Вот почему не следует считать культурно-исторической случайностью, что идеи и теории немецкого происхождения постоянно оказывались особенно подходящими для подобной операции, и наоборот: что эта «русская критика» Запада именно в Германии находила самый громкий отклик и порой становилась интегрирующей составной частью «германской идеи». Ведь немцы также видели в себе не просто «(государство-)нацию», но имперский народ, ощущавший свое всемирное призвание. Подспорьем в этом им с конца XIX в. — помимо продуктов собственного духовного творчества — во все большем объеме и с растущей интенсивностью служили еще и русские литература, философия и искусство, как главные свидетельства противостояния с набирающей силу западной цивилизацией.

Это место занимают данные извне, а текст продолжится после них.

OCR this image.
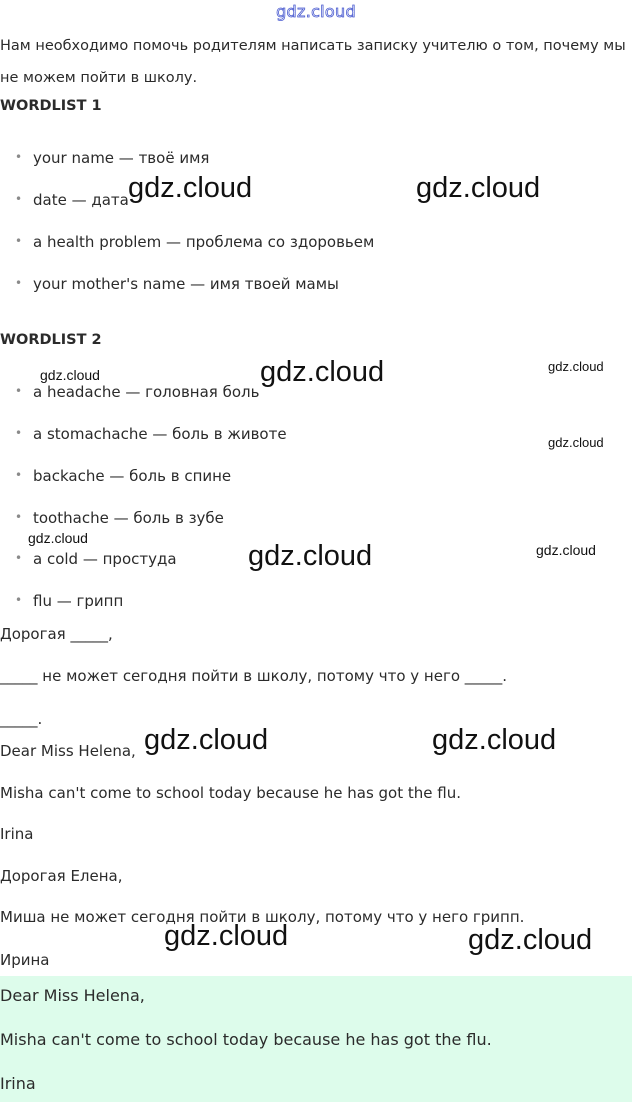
gdz.cloud
Нам необходимо помочь родителям написать записку учителю о том, почему мы не можем пойти в школу.
WORDLIST 1
• your name — твоё имя
• date — дата
• a health problem — проблема со здоровьем
• your mother's name — имя твоей мамы
WORDLIST 2
• a headache — головная боль
• a stomachache — боль в животе
• backache — боль в спине
• toothache — боль в зубе
• a cold — простуда
• flu — грипп
Дорогая _____,
_____ не может сегодня пойти в школу, потому что у него _____.
_____.
Dear Miss Helena,
Misha can't come to school today because he has got the flu.
Irina
Дорогая Елена,
Миша не может сегодня пойти в школу, потому что у него грипп.
Ирина
Dear Miss Helena,
Misha can't come to school today because he has got the flu.
Irina
gdz.cloud	gdz.cloud
gdz.cloud
gdz.cloud
gdz.cloud
gdz.cloud
gdz.cloud
gdz.cloud	gdz.cloud
gdz.cloud	gdz.cloud
gdz.cloud	gdz.cloud
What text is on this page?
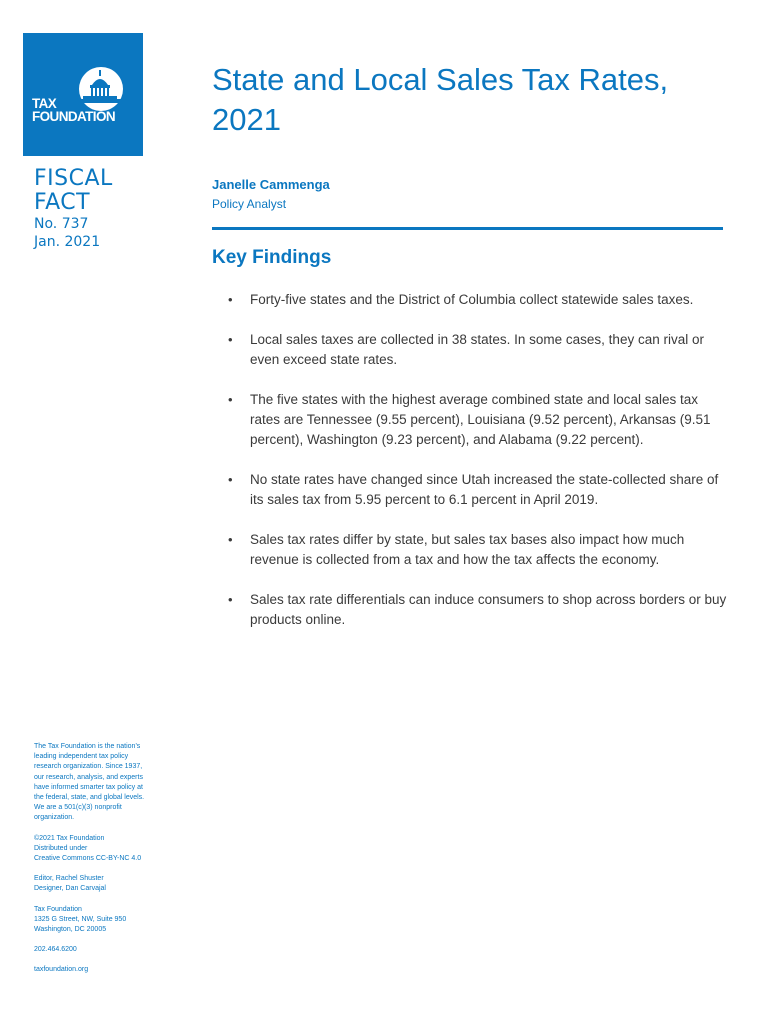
TAX
FOUNDATION
FISCAL
FACT
No. 737
Jan. 2021
State and Local Sales Tax Rates, 2021
Janelle Cammenga
Policy Analyst
Key Findings
• Forty-five states and the District of Columbia collect statewide sales taxes.
• Local sales taxes are collected in 38 states. In some cases, they can rival or even exceed state rates.
• The five states with the highest average combined state and local sales tax rates are Tennessee (9.55 percent), Louisiana (9.52 percent), Arkansas (9.51 percent), Washington (9.23 percent), and Alabama (9.22 percent).
• No state rates have changed since Utah increased the state-collected share of its sales tax from 5.95 percent to 6.1 percent in April 2019.
• Sales tax rates differ by state, but sales tax bases also impact how much revenue is collected from a tax and how the tax affects the economy.
• Sales tax rate differentials can induce consumers to shop across borders or buy products online.

The Tax Foundation is the nation's leading independent tax policy research organization. Since 1937, our research, analysis, and experts have informed smarter tax policy at the federal, state, and global levels. We are a 501(c)(3) nonprofit organization.

©2021 Tax Foundation
Distributed under
Creative Commons CC-BY-NC 4.0

Editor, Rachel Shuster
Designer, Dan Carvajal

Tax Foundation
1325 G Street, NW, Suite 950
Washington, DC 20005

202.464.6200

taxfoundation.org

Но это еще не все. Если Россия, гигантская «полуварварская» и относительно молодая великая империя, в отдельные эпохи вызывала страх у части немецкой общественности, то в глазах других она представала естественным объектом и дополнением их собственных великодержавных фантазий, Германия воспринималась как растущая мировая держава и мировая империя лишь тогда, когда вступала в своего рода «особые отношения» с «российским комплексом» (понимаемым здесь как объект). И перспективы тут открывались уже безграничные.
В таком ракурсе история духовных и культурных связей обеих стран предстает на большом временном отрезке как колоссальные колебания в отношениях — то друзья, то враги. При этом взаимные проекции и надежды не были просто идеальными облаками на голубом небе идеологии и искусства, но всегда соотносились с реальной формой существования обоих народов и с конкретными историческими ситуациями, в которых те находились. Период с 1900 по 1933 г., служащий в данном исследовании предметом основного внимания (а также — правда, в другом аспекте — по 1945 г.), оказывается фазой крайнего сгущения этих взаимосвязей, и потому — если воспользоваться понятием, часто применявшимся Львом Копелевым, — особым историческим «хронотопом».
«Образы чужого» и «образы врага»
Картину, вырисовывающуюся в подобной расширенной перспективе, не назовешь ни более приятной, ни более беспроблемной, чем общее представление, порожденное великими катаклизмами прошлого столетия. Для немецких образов России справедливо в особенности то, что вообще характерно для проективных образов чужого: едва ли можно однозначно утверждать, что именно следует обозначить как «позитивные», а что — как «негативные» стереотипы. Так, дружески-восторженные высказывания о старой России, о молодой Советской республике или позднее — о Советском Союзе могли сопутствовать крайне нелестным суждениям о русских и русской культуре. Восхищение автократическими цивилизаторами России — от Петра и Екатерины до Ленина и Сталина — почти всегда было вызвано весьма негативной оценкой возможностей для самостоятельного развития российского общества. Разумеется, существовали и противоположные взгляды: восхваление подлинной, старинной, неискаженной России и демонизация навязанной ей «псевдоморфозы» (по выражению Шпенглера) в ходе образования общества и государства.